Jan 20, 2015 0
from the Wall Street Journal, a remembrance of Henry Manne- A Champion of Law Informed by Economics:
From “Bring Back the Hostile Takeover,” June 26, 2002:
Since Enron, there has been an outbreak of regulatory fever in Washington: A tide of “solutions” has sluiced from the pens of journalists and the mouths of politicians. Apparently forgotten is how Enron and other recent scandals were the direct result of regulatory and judicial efforts to stem abuses in the takeover arena 20 and more years ago. They still haven’t learned just how high the cost of interfering with salutary market forces can be.
Among current proposed guardians of executive morality are auditors, lawyers, analysts, financial intermediaries, independent directors, and government officials. But no proposal involving these actors addresses the real problem. New scandals will continue until we bring back the most powerful market mechanism for displacing bad managers: hostile takeovers.
From “For Milken, Verdict First, Trial Later,” Feb. 3, 1990:
The government wants $1.8 billion in RICO forfeitures from [Michael] Milken and his co-defendants. The government claims that Mr. Milken’s alleged securities infractions were RICO violations, which made Drexel part of a RICO “enterprise,” which means he must forfeit all his Drexel compensation. Kafka, hell; anyone for Torquemada?

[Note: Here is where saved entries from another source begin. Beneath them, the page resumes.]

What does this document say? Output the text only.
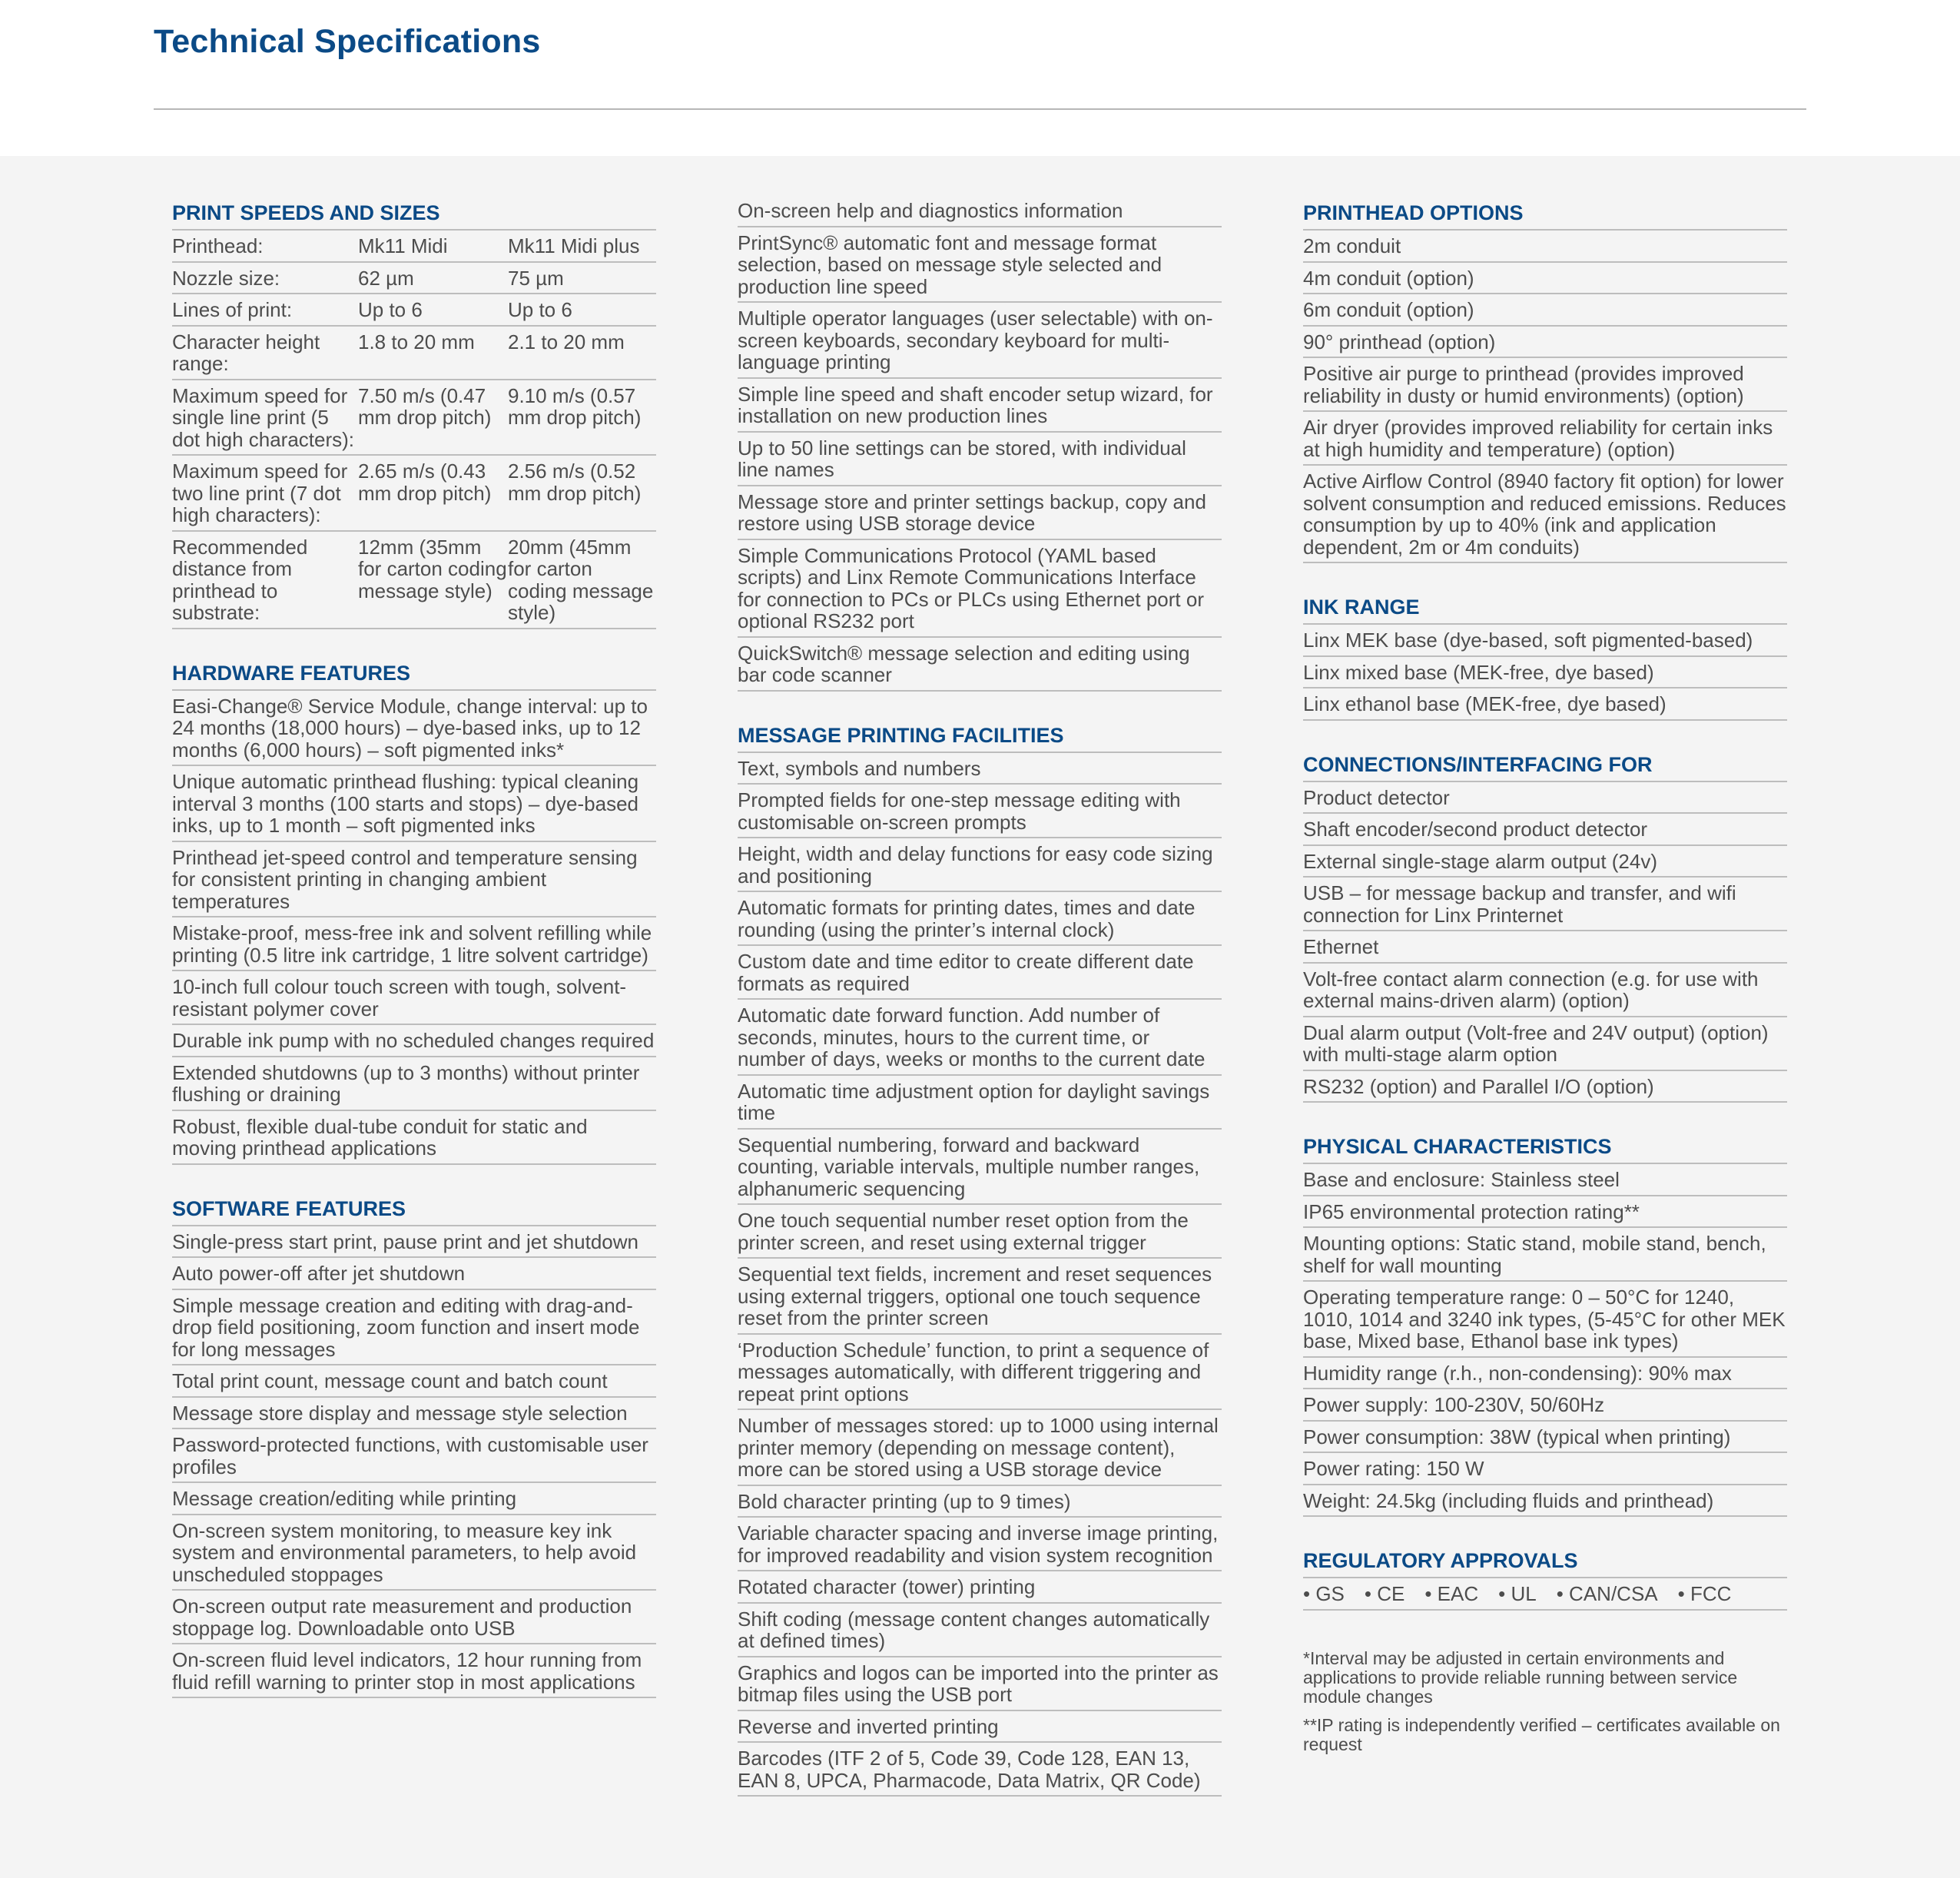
Technical Specifications
PRINT SPEEDS AND SIZES
Printhead:	Mk11 Midi	Mk11 Midi plus
Nozzle size:	62 µm	75 µm
Lines of print:	Up to 6	Up to 6
Character height range:	1.8 to 20 mm	2.1 to 20 mm
Maximum speed for single line print (5 dot high characters):	7.50 m/s (0.47 mm drop pitch)	9.10 m/s (0.57 mm drop pitch)
Maximum speed for two line print (7 dot high characters):	2.65 m/s (0.43 mm drop pitch)	2.56 m/s (0.52 mm drop pitch)
Recommended distance from printhead to substrate:	12mm (35mm for carton coding message style)	20mm (45mm for carton coding message style)
HARDWARE FEATURES
Easi-Change® Service Module, change interval: up to 24 months (18,000 hours) – dye-based inks, up to 12 months (6,000 hours) – soft pigmented inks*
Unique automatic printhead flushing: typical cleaning interval 3 months (100 starts and stops) – dye-based inks, up to 1 month – soft pigmented inks
Printhead jet-speed control and temperature sensing for consistent printing in changing ambient temperatures
Mistake-proof, mess-free ink and solvent refilling while printing (0.5 litre ink cartridge, 1 litre solvent cartridge)
10-inch full colour touch screen with tough, solvent-resistant polymer cover
Durable ink pump with no scheduled changes required
Extended shutdowns (up to 3 months) without printer flushing or draining
Robust, flexible dual-tube conduit for static and moving printhead applications
SOFTWARE FEATURES
Single-press start print, pause print and jet shutdown
Auto power-off after jet shutdown
Simple message creation and editing with drag-and-drop field positioning, zoom function and insert mode for long messages
Total print count, message count and batch count
Message store display and message style selection
Password-protected functions, with customisable user profiles
Message creation/editing while printing
On-screen system monitoring, to measure key ink system and environmental parameters, to help avoid unscheduled stoppages
On-screen output rate measurement and production stoppage log. Downloadable onto USB
On-screen fluid level indicators, 12 hour running from fluid refill warning to printer stop in most applications
On-screen help and diagnostics information
PrintSync® automatic font and message format selection, based on message style selected and production line speed
Multiple operator languages (user selectable) with on-screen keyboards, secondary keyboard for multi-language printing
Simple line speed and shaft encoder setup wizard, for installation on new production lines
Up to 50 line settings can be stored, with individual line names
Message store and printer settings backup, copy and restore using USB storage device
Simple Communications Protocol (YAML based scripts) and Linx Remote Communications Interface for connection to PCs or PLCs using Ethernet port or optional RS232 port
QuickSwitch® message selection and editing using bar code scanner
MESSAGE PRINTING FACILITIES
Text, symbols and numbers
Prompted fields for one-step message editing with customisable on-screen prompts
Height, width and delay functions for easy code sizing and positioning
Automatic formats for printing dates, times and date rounding (using the printer’s internal clock)
Custom date and time editor to create different date formats as required
Automatic date forward function. Add number of seconds, minutes, hours to the current time, or number of days, weeks or months to the current date
Automatic time adjustment option for daylight savings time
Sequential numbering, forward and backward counting, variable intervals, multiple number ranges, alphanumeric sequencing
One touch sequential number reset option from the printer screen, and reset using external trigger
Sequential text fields, increment and reset sequences using external triggers, optional one touch sequence reset from the printer screen
‘Production Schedule’ function, to print a sequence of messages automatically, with different triggering and repeat print options
Number of messages stored: up to 1000 using internal printer memory (depending on message content), more can be stored using a USB storage device
Bold character printing (up to 9 times)
Variable character spacing and inverse image printing, for improved readability and vision system recognition
Rotated character (tower) printing
Shift coding (message content changes automatically at defined times)
Graphics and logos can be imported into the printer as bitmap files using the USB port
Reverse and inverted printing
Barcodes (ITF 2 of 5, Code 39, Code 128, EAN 13, EAN 8, UPCA, Pharmacode, Data Matrix, QR Code)
PRINTHEAD OPTIONS
2m conduit
4m conduit (option)
6m conduit (option)
90° printhead (option)
Positive air purge to printhead (provides improved reliability in dusty or humid environments) (option)
Air dryer (provides improved reliability for certain inks at high humidity and temperature) (option)
Active Airflow Control (8940 factory fit option) for lower solvent consumption and reduced emissions. Reduces consumption by up to 40% (ink and application dependent, 2m or 4m conduits)
INK RANGE
Linx MEK base (dye-based, soft pigmented-based)
Linx mixed base (MEK-free, dye based)
Linx ethanol base (MEK-free, dye based)
CONNECTIONS/INTERFACING FOR
Product detector
Shaft encoder/second product detector
External single-stage alarm output (24v)
USB – for message backup and transfer, and wifi connection for Linx Printernet
Ethernet
Volt-free contact alarm connection (e.g. for use with external mains-driven alarm) (option)
Dual alarm output (Volt-free and 24V output) (option) with multi-stage alarm option
RS232 (option) and Parallel I/O (option)
PHYSICAL CHARACTERISTICS
Base and enclosure: Stainless steel
IP65 environmental protection rating**
Mounting options: Static stand, mobile stand, bench, shelf for wall mounting
Operating temperature range: 0 – 50°C for 1240, 1010, 1014 and 3240 ink types, (5-45°C for other MEK base, Mixed base, Ethanol base ink types)
Humidity range (r.h., non-condensing): 90% max
Power supply: 100-230V, 50/60Hz
Power consumption: 38W (typical when printing)
Power rating: 150 W
Weight: 24.5kg (including fluids and printhead)
REGULATORY APPROVALS
• GS • CE • EAC • UL • CAN/CSA • FCC
*Interval may be adjusted in certain environments and applications to provide reliable running between service module changes
**IP rating is independently verified – certificates available on request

Every American’s basic civil liberties are critically endangered by this hysterical, politically inspired drive to demean our financial markets and convict or at least disgrace targeted individuals. That the principal defendant has been a disruptive and unsettling innovator in the usually staid financial world makes it all the more important to be vigilant about possible abuse of fair procedures. We hardly need a regime of civil liberties to protect passive, unventuresome members of the community. Tough business competitors should get at least the same legal fairness we normally give Klansmen or crack dealers.